Trial results for a study investigating a multi-level intervention to empower lung cancer screening uptake were posted on ClinicalTrials.gov on 2026-02-03, showing that an order for low-dose computed tomography (LDCT) was placed for 50 participants.
Background
Lung cancer remains the leading cause of cancer-related mortality globally. Lung cancer screening (LCS) using low-dose computed tomography (LDCT) has been shown to decrease the mortality rate of lung cancer by 20%. Despite this proven benefit, many eligible patients do not undergo screening, which prevents early detection of the disease. Interventions aimed at improving screening uptake are crucial to ensure more patients benefit from early diagnosis and treatment.
Trial design
This completed study, identified as Phase NA, enrolled 79 participants with Lung Cancer. The trial aimed to test the effect of a multi-level intervention on ordering LDCT within 6 months after patient enrollment. The intervention included primary care provider notifications of patients' LCS eligibility and patient education. The study did not list specific primary outcomes in the provided data.
Key results
The trial results focused on several key measurements related to lung cancer screening uptake and patient/provider perceptions:
- For the group identified as "Patient Participants," the number of participants for whom an Order of LDCT was placed was 50.

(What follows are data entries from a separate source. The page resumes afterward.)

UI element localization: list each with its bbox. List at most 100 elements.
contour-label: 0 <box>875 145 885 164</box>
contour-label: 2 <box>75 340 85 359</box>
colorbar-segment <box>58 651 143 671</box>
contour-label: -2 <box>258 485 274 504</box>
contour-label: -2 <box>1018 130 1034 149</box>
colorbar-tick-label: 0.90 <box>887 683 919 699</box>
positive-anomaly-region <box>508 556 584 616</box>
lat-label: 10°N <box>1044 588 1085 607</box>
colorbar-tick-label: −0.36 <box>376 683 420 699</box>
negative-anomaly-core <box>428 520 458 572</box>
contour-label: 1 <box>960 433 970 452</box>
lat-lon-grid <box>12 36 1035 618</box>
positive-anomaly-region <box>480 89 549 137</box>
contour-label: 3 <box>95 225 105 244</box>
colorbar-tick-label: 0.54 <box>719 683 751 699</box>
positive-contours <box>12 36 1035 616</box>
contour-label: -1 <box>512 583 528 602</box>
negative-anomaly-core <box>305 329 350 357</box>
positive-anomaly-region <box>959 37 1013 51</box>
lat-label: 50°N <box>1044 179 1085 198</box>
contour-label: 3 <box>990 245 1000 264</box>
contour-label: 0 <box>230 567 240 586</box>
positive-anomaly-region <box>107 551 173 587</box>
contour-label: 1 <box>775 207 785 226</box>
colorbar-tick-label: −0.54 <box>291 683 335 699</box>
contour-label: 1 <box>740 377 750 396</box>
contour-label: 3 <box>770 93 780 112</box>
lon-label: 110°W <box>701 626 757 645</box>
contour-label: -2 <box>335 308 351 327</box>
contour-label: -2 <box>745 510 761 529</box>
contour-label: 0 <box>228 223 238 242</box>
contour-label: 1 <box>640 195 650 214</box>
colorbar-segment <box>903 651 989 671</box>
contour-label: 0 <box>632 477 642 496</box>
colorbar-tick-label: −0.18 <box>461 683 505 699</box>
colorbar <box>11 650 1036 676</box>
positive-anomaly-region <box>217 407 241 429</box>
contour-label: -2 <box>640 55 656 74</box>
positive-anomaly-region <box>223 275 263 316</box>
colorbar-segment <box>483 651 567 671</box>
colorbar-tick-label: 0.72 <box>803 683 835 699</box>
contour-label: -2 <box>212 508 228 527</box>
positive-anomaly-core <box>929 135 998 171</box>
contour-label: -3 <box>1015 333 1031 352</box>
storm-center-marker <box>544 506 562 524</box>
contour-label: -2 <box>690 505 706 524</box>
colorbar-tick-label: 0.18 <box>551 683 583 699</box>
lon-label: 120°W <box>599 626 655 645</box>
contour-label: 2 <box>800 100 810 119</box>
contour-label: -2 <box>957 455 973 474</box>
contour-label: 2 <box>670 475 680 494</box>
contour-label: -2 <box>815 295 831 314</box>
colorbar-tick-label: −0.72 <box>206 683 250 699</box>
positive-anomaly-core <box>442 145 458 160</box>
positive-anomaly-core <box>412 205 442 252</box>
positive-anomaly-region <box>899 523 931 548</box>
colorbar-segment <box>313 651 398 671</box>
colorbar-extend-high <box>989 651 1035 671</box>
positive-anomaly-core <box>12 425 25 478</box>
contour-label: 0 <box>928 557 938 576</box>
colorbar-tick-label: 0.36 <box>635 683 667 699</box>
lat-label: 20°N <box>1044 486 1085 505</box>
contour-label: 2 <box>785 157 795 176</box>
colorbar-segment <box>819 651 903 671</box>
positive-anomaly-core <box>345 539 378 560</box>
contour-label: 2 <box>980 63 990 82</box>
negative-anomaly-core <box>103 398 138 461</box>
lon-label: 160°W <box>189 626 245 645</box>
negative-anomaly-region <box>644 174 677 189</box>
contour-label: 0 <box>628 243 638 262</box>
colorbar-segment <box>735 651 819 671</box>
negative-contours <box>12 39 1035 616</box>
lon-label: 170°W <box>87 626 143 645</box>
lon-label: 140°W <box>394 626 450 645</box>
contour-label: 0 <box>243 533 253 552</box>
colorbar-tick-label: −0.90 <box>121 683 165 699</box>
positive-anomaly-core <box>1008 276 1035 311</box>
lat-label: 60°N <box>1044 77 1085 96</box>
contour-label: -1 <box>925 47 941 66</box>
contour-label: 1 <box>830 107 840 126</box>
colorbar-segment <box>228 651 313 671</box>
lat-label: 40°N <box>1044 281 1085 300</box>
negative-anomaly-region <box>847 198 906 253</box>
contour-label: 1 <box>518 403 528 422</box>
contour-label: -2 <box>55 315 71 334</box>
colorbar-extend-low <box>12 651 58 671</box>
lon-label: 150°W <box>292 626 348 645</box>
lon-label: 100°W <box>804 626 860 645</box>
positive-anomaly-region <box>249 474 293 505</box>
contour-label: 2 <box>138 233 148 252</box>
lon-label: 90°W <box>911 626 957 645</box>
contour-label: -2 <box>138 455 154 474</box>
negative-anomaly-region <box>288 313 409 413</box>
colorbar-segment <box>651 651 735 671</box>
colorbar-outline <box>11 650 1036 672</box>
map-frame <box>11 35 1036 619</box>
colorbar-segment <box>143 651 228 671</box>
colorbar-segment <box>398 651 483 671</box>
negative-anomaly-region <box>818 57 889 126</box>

- For the group identified as "Empower LCS," the number of participants who had Receipt of LDCT was 17.
- Also for the "Empower LCS" group, the number of participants who had an LCS Discussion was 43.
- Regarding patient perceptions within the "Empower LCS" group, the Perceived Benefit of Lung Cancer Screening had a mean score of 24.7 with a standard deviation of 4.7 on a scale.
- The Perceived Barriers to Lung Cancer Screening in the "Empower LCS" group had a mean score of 37.5 with a standard deviation of 15.6 on a scale.
- Knowledge About Lung Cancer and Screening for the "Empower LCS" group showed a mean score of 2.7 with a standard deviation of 1.6 on a scale.
- For "Primary Care Providers," the Providers' Perceived Barriers to Lung Cancer Screening had a mean score of 24.1 with a standard deviation of 4.2 on a scale.
What this means
The posted results indicate that the multi-level intervention led to LDCT orders for 50 participants and actual receipt of LDCT for 17 participants, alongside 43 participants engaging in an LCS discussion. These findings suggest that such interventions can facilitate the initial steps towards lung cancer screening. The reported scores on perceived benefits, barriers, and knowledge provide insights into the psychological and educational impacts of the intervention, highlighting areas where patient understanding and readiness for screening may have been influenced. Addressing perceived barriers and enhancing knowledge are critical components for improving overall screening rates for lung cancer.
Source
The information regarding these trial results was obtained from ClinicalTrials.gov, a public database of clinical studies. The results for the study NCT06000683, titled "Empowering Patients' Lung Cancer Screening Uptake", were posted on 2026-02-03 on clinicaltrials.gov.